Skinnydippers are caught out when red kites steal their underpants and socks to build their nests while they are swimming

A Scottish gamekeeper working on an estate in Glen Esk in Angus solved the mystery of missing underwear left on the bank of a river by skinny dippers. A pair of red kites had stolen the swimmers’ underpants and socks to help make their nest .  The gamekeeper took photographs of the nest, which had been built with a selection of socks and a pair of navy underpants.

CASCADE NEWS PIX - PIC shows the nests of red kite birds at Glen Esk that have been discovered to be the culprits behind the theft of clothes from people at a nearby lake. The birds are using the clothes for their nests.

AN ASSORTMENT OF UNDERWEAR FOUND IN THE RED KITE NEST

‘Our trainee gamekeeper discovered the nest and we rang the RSPB to have them ringed and tagged,’ said Dave Clement, head keeper at the Gannochy Estate.   We trust the gamekeeper who found the nest had the appropriate licence to disturb and then photograph the nest and chicks?
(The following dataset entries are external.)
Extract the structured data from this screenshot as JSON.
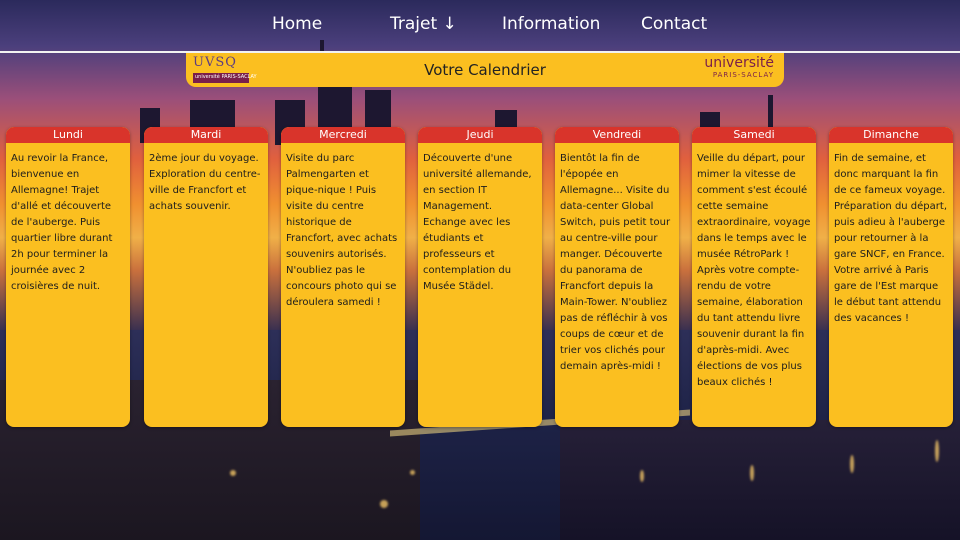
{
  "nav": {
    "items": [
      {
        "label": "Home"
      },
      {
        "label": "Trajet ↓"
      },
      {
        "label": "Information"
      },
      {
        "label": "Contact"
      }
    ]
  },
  "banner": {
    "title": "Votre Calendrier",
    "logo_left": {
      "text": "UVSQ",
      "subtext": "université PARIS-SACLAY"
    },
    "logo_right": {
      "text": "université",
      "subtext": "PARIS-SACLAY"
    }
  },
  "days": [
    {
      "name": "Lundi",
      "text": "Au revoir la France, bienvenue en Allemagne! Trajet d'allé et découverte de l'auberge. Puis quartier libre durant 2h pour terminer la journée avec 2 croisières de nuit."
    },
    {
      "name": "Mardi",
      "text": "2ème jour du voyage. Exploration du centre-ville de Francfort et achats souvenir."
    },
    {
      "name": "Mercredi",
      "text": "Visite du parc Palmengarten et pique-nique ! Puis visite du centre historique de Francfort, avec achats souvenirs autorisés. N'oubliez pas le concours photo qui se déroulera samedi !"
    },
    {
      "name": "Jeudi",
      "text": "Découverte d'une université allemande, en section IT Management. Echange avec les étudiants et professeurs et contemplation du Musée Städel."
    },
    {
      "name": "Vendredi",
      "text": "Bientôt la fin de l'épopée en Allemagne... Visite du data-center Global Switch, puis petit tour au centre-ville pour manger. Découverte du panorama de Francfort depuis la Main-Tower. N'oubliez pas de réfléchir à vos coups de cœur et de trier vos clichés pour demain après-midi !"
    },
    {
      "name": "Samedi",
      "text": "Veille du départ, pour mimer la vitesse de comment s'est écoulé cette semaine extraordinaire, voyage dans le temps avec le musée RétroPark ! Après votre compte-rendu de votre semaine, élaboration du tant attendu livre souvenir durant la fin d'après-midi. Avec élections de vos plus beaux clichés !"
    },
    {
      "name": "Dimanche",
      "text": "Fin de semaine, et donc marquant la fin de ce fameux voyage. Préparation du départ, puis adieu à l'auberge pour retourner à la gare SNCF, en France. Votre arrivé à Paris gare de l'Est marque le début tant attendu des vacances !"
    }
  ],
  "colors": {
    "card_bg": "#fbbf20",
    "card_header": "#d9342b",
    "banner_bg": "#fbbf20",
    "nav_text": "#ffffff"
  }
}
Read more: http://www.dailymail.co.uk/news/article-3150263/Skinnydippers-caught-red-kites-steal-underpants-socks-build-nests-swimming.html#ixzz3f5eMsIDA

3 comments to Skinnydippers are caught out when red kites steal their underpants and socks to build their nests while they are swimming

  • Albert Ross

    Mr Ed. The article clearly states the asst Keeper ‘chanced upon the nest’. There’s no law against that! At the very least you should be giving credit that both the asst Keeper and his ‘Boss’ had the courtesy and sense to contact RSPB and ring the chicks and not their necks.
    Be grateful that some Keepers and Estates show a more enlightened attitude to the Raptors on their land.
    In true Mail fashion the rest of the article is c**p. Why not comment on that?

    Editor’s Comment. Albert in theory your assertion that the assistant keeper came upon the nest by chance may be correct. However we are aware that unlicensed rator workers are told that if they disturb any schedule 1 nest by accident, unless they walk away immediately they could be liable to being prosecution. Even taking this advice into consideration there have been too many incidents where well meaning individuals have encountered occupied raptor nests which they did not know existed, ending up either in court or facing a police caution. Natural England have stated that experienced individuals, we suppose this includes gamekeepers and birdwatchers alike, should not stumble across a nest by accident because of their knowledge. We know that most gamekeepers going about their moorland beats each day regularly come across occupied raptor nests causing these nests disturbance. There is no doubt that in the instance of the red kite those involved may have done the sensible and honourable thing and should be commended. However where nesting raptors are concerned the enforcement of the law normally depends upon who you are not what you have done.

    We have published a story on this site where a trespassing gamekeeper armed with a loaded shot-gun was observed by two witnesses below an active peregrine nest on a red grouse moor. Even though the keeper admitted when spoken to by the two witnesses, that he had committed armed trespass and that he had been too close to the nest. Because of who the keepers was and the embarrassment he had caused to his employer and the landowner, no further action was taken after the police said no further action would be taken as the landowner had provided retrospective access permission. No mention by the police about the offence of disturbing nesting peregrines. It’s a funny old world, but if the boot had been on the other foot and a bird watcher had been caught in similar circumstances so close to a peregrine nest he would not have been so fortunate.

    We do agree the article was pure sensationalism.

  • Albert Ross

    Mr.Ed. It is not MY assertion. It is stated clearly in the article you linked to.
    And Natural England’s view is unrealistic and ingenuous. It is perfectly possible for the most experienced amongst us to stumble on wildlife including nesting schedule 1 birds. Despite having over 60 years in the field it still happens to me.
    I say hats off to the Gannochy Estate and be grateful.

    Editors Comment. Albert we both know that experienced raptor workers often stumble upon or locate nests by accident. However Natural England in a letter to the North West Raptor Group clearly stated they did not expect experienced members of the North West Raptor Group to find nests by accident. The letter was sent by NE after two members stumbled upon a hen harrier nest that no one knew about. They reported their find to NE but then had their licenses removed for being truthful. The rest is history, most peregrines and it seems all hen harrier have now been eliminated throughout the Forest of Bowland, no longer enough experienced licensed raptor workers to counter what has taken place. All very sad but perhaps could have been avoided.

  • Ed I’m sorry but I thought your comment on the gamekeeper regarding a licence wad unnecessary.